Rundown of your day as an acute care CNA

Nursing Students CNA/MA

Published

Specializes in Pulmonary med/surg/telemetry.

I'm a nursing student graduating with my RN in December. I worked as a nurse extern during the summer and now that that has ended I applied as an CNA on the same floor. I'll be starting my new position tomorrow and am really nervous about this. Honestly, I see how hard the CNAs work, how many patients they have, and how much they get done and I just can't even imagine how they do it. I will now be one of them and I want to do just as good of a job.
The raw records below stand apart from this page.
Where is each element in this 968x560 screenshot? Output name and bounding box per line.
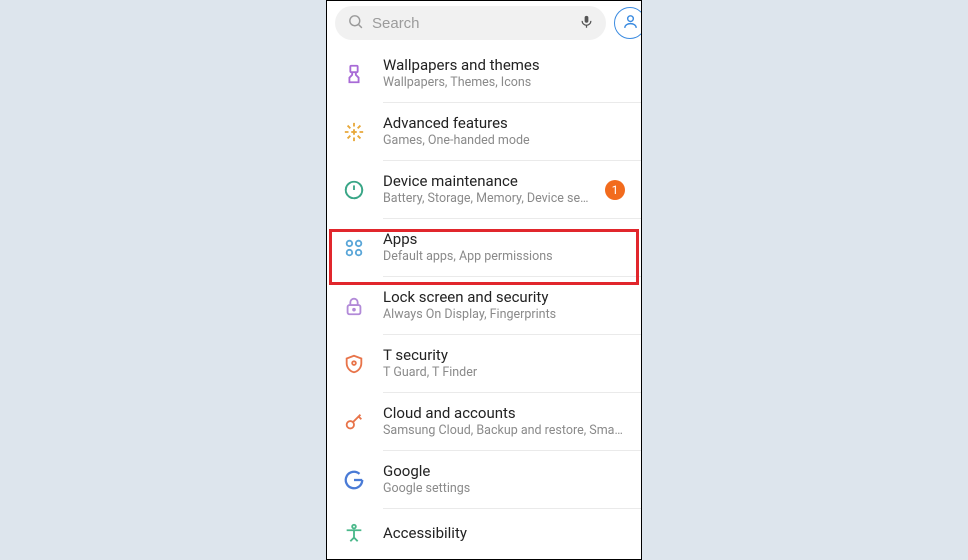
shield-icon — [341, 351, 367, 377]
item-subtitle: Games, One-handed mode — [383, 133, 625, 149]
mic-icon[interactable] — [579, 14, 594, 33]
key-icon — [341, 409, 367, 435]
settings-item-apps[interactable]: Apps Default apps, App permissions — [327, 219, 641, 276]
item-title: Google — [383, 462, 625, 481]
item-subtitle: Battery, Storage, Memory, Device se… — [383, 191, 589, 207]
item-subtitle: Always On Display, Fingerprints — [383, 307, 625, 323]
profile-icon — [622, 13, 639, 34]
settings-item-advanced[interactable]: Advanced features Games, One-handed mode — [327, 103, 641, 160]
item-subtitle: Samsung Cloud, Backup and restore, Smart… — [383, 423, 625, 439]
item-title: Cloud and accounts — [383, 404, 625, 423]
plus-gear-icon — [341, 119, 367, 145]
search-icon — [347, 13, 364, 34]
settings-item-lock[interactable]: Lock screen and security Always On Displ… — [327, 277, 641, 334]
settings-item-wallpapers[interactable]: Wallpapers and themes Wallpapers, Themes… — [327, 45, 641, 102]
google-icon — [341, 467, 367, 493]
settings-item-tsecurity[interactable]: T security T Guard, T Finder — [327, 335, 641, 392]
item-title: Wallpapers and themes — [383, 56, 625, 75]
profile-button[interactable] — [614, 7, 642, 39]
accessibility-icon — [341, 520, 367, 546]
lock-icon — [341, 293, 367, 319]
power-cycle-icon — [341, 177, 367, 203]
settings-screen: Wallpapers and themes Wallpapers, Themes… — [326, 0, 642, 560]
item-title: Lock screen and security — [383, 288, 625, 307]
search-bar — [327, 1, 641, 45]
search-input[interactable] — [372, 15, 571, 32]
item-subtitle: Wallpapers, Themes, Icons — [383, 75, 625, 91]
settings-item-accessibility[interactable]: Accessibility — [327, 509, 641, 557]
brush-icon — [341, 61, 367, 87]
item-title: Accessibility — [383, 524, 625, 543]
item-subtitle: Google settings — [383, 481, 625, 497]
settings-list: Wallpapers and themes Wallpapers, Themes… — [327, 45, 641, 557]
item-title: Device maintenance — [383, 172, 589, 191]
settings-item-cloud[interactable]: Cloud and accounts Samsung Cloud, Backup… — [327, 393, 641, 450]
notification-badge: 1 — [605, 180, 625, 200]
item-title: Advanced features — [383, 114, 625, 133]
item-title: T security — [383, 346, 625, 365]
item-subtitle: Default apps, App permissions — [383, 249, 625, 265]
item-subtitle: T Guard, T Finder — [383, 365, 625, 381]
search-field-wrap[interactable] — [335, 6, 606, 40]
settings-item-google[interactable]: Google Google settings — [327, 451, 641, 508]
apps-grid-icon — [341, 235, 367, 261]
settings-item-maintenance[interactable]: Device maintenance Battery, Storage, Mem… — [327, 161, 641, 218]
item-title: Apps — [383, 230, 625, 249]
The downside is that since I externed on this floor I don't get the same "orientation" as someone who would be starting brand new and I know more is going to be expected of me since I've already been working there, and I worry that I won't be able to live up to that. The problem is that I have never seen the entire picture of what the CNAs do so I was hoping for some insight. I'm thankful to have gotten this position though, because I never wanted to be on of those RNs who didn't understand the other side of things and how much work the CNAs really do and what they have to put up with.

Anyway, I was hoping you could give me some tips/pointers or anything to keep in mind to be a good CNA. I work on a busy med/surg floor with each CNA usually having 10-12 pts each and quite a few of the pts on this floor are actually total care. I wondered if you could tell me what your priorities for your shift are, how you ensure that everything gets done (like if you have 3 total care patients and all need to be fed at the same time...what do you do???), how you stay organized, etc. Thanks so much for the help.